Back from the Hanmer bubble

I took Dad's cousin and my children to Hanmer for a few days this week. We stayed with my parents and I even made a reasonable fist of being a good daughter.

Hanmer Springs is a strange place to me. It is a holiday town with high housing costs and seems largely insulated from the wider world. If you are poor or unemployed, it is extremely unlikely that you will live in Hanmer. Trying to talk about recession issues was, um, frustrating. Of course, Mum and Dad have a television, which we don't. So I had the cultural highlight of watching the finale of Dancing with the Stars. I didn't explain what the charity Rainbow Youth was about until the next day. I also learnt that I am related to Rodney Hide's cousin. These right wingers don't all come from private schools. Rodney, it turns out, is a Rangiora High School boy. Just like Roger Kerr (Business Round Table) came from the same small town high school as me - Waimea College.
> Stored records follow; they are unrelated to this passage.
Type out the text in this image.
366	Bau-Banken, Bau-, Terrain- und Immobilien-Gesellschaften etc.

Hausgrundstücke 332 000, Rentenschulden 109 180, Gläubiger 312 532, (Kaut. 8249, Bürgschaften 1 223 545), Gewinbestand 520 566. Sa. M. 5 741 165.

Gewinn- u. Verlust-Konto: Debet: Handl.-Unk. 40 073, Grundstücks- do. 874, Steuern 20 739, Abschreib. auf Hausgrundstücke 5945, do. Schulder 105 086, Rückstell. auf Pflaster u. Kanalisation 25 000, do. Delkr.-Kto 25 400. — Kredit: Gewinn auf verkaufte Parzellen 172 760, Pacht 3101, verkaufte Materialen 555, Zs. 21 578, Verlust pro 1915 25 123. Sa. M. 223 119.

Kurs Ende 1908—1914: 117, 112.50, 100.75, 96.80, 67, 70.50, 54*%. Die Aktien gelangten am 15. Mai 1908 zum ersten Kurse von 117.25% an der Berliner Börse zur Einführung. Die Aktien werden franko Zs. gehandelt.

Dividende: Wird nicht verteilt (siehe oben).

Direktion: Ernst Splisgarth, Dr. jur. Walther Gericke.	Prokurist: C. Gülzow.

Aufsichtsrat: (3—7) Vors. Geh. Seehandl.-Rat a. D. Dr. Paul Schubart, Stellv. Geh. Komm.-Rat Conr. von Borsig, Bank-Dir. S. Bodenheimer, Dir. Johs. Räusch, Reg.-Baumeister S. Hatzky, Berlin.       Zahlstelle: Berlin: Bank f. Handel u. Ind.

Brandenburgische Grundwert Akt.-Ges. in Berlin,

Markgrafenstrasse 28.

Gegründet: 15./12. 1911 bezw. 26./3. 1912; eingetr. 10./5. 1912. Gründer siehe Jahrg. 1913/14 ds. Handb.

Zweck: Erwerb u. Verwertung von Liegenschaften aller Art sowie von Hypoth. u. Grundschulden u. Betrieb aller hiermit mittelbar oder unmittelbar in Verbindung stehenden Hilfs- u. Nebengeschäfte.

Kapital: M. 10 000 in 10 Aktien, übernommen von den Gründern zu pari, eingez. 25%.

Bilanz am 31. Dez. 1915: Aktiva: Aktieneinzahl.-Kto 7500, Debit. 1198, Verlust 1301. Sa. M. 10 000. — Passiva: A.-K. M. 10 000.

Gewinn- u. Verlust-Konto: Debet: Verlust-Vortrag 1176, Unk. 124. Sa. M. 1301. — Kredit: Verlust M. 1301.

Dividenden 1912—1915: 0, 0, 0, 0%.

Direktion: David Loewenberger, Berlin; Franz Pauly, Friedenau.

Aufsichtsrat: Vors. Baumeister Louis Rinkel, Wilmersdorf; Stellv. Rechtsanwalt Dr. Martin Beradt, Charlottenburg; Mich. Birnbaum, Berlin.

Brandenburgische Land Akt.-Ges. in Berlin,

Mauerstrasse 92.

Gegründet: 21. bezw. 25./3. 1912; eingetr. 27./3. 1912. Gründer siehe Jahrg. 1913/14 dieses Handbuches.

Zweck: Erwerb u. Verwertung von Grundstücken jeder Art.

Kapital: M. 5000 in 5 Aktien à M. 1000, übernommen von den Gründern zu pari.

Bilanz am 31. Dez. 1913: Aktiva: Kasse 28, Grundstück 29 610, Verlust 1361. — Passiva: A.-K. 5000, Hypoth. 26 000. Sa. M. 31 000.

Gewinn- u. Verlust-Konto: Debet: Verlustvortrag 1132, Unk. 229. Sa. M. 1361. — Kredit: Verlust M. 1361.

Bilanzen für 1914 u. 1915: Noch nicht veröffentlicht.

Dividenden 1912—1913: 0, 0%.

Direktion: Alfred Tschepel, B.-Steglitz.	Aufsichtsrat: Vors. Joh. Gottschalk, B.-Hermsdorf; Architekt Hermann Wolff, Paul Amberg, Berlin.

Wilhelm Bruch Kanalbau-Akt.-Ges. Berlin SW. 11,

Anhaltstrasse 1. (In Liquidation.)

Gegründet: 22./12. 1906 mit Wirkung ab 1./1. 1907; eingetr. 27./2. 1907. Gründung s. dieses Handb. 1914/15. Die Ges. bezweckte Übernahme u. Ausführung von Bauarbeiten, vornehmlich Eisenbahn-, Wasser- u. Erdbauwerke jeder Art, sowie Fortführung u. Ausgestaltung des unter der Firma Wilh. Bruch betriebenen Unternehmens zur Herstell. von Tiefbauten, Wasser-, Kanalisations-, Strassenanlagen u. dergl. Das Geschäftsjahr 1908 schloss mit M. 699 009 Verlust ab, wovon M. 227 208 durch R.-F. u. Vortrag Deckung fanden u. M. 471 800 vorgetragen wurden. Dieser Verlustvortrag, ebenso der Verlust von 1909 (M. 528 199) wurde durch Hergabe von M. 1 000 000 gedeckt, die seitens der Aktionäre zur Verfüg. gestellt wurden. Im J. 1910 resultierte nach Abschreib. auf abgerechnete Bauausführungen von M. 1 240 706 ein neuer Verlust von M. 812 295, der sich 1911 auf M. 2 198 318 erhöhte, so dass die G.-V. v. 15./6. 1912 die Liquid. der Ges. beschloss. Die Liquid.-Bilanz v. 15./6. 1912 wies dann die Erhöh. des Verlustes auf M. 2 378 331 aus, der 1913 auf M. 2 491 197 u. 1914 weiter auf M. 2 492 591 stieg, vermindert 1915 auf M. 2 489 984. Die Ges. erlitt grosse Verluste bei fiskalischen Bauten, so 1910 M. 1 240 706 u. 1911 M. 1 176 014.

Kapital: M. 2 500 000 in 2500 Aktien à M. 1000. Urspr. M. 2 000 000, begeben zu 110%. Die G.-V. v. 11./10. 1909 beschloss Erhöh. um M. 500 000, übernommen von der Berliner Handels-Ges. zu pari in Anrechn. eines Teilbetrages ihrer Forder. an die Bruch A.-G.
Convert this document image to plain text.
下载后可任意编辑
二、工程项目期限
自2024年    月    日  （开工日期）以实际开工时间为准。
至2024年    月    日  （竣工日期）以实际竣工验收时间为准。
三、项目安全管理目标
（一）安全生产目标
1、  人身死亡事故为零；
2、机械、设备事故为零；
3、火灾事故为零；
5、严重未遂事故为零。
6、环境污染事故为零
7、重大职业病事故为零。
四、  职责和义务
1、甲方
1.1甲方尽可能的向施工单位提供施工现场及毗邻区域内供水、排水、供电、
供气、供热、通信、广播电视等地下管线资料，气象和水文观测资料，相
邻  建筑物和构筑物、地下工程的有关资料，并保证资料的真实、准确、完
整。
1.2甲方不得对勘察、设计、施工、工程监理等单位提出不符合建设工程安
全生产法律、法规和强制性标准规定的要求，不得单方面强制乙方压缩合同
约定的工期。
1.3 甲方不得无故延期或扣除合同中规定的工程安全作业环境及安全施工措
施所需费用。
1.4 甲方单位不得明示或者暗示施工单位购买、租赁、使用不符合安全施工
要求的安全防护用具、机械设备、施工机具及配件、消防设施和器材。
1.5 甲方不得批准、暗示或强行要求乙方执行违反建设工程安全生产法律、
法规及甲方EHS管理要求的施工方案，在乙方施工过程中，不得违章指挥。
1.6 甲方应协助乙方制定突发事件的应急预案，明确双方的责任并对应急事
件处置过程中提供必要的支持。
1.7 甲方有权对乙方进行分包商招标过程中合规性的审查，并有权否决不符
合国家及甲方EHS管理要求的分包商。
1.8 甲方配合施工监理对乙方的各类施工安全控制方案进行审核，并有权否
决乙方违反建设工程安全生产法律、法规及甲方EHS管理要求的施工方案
So while we were away, the government announes it plans to sell off parts of the defence force. Am I the only person who thinks that selling of parts of the defence force to private interests is incredibly dangerous and stupid? Same old same old. Plans for privatisation seem to be going ahead just like under Douglas and Lange in the 1980s. Never mind that it didn't work for ordinary working New Zealanders - the big business cronies who get to buy these assets will get the cream.

I did bring back some wonderful produce from Dad's garden. The pumpkin seeds I gave him were much more successful than the ones I planted here. I've brought back a gorgeous and lareg Musquee de Provence pumpkin which I will photograph and post soon. Also some swedes which are also from seeds we gave Dad - FH brought them back from Southland after a conference. I bought frozen blueberries and some grapes from roadside stalls on the way home which made me happy. I refuse to buy shop grapes as they are always from another country, excessively sprayed and packaged. Oh and tasteless. And expensive. So local grapes are a rare and big treat. Maybe one day we will have our own vine.

Anzac Day tomorrow. We're planning to go to the Dawn Service, first time for all of us. Shortly I will go into town and buy poppies for us all. The trip home with my cousin yesterday brought the poignancy of the occasion to the front of my mind. Her husband was captured in Greece during World War Two and spent the rest of the war in a Prisoner of War camp. Every day in the hospital in Greece he would see his mother at the foot of his bed and that helped him through. So we will go grave visiting tomorrow as well.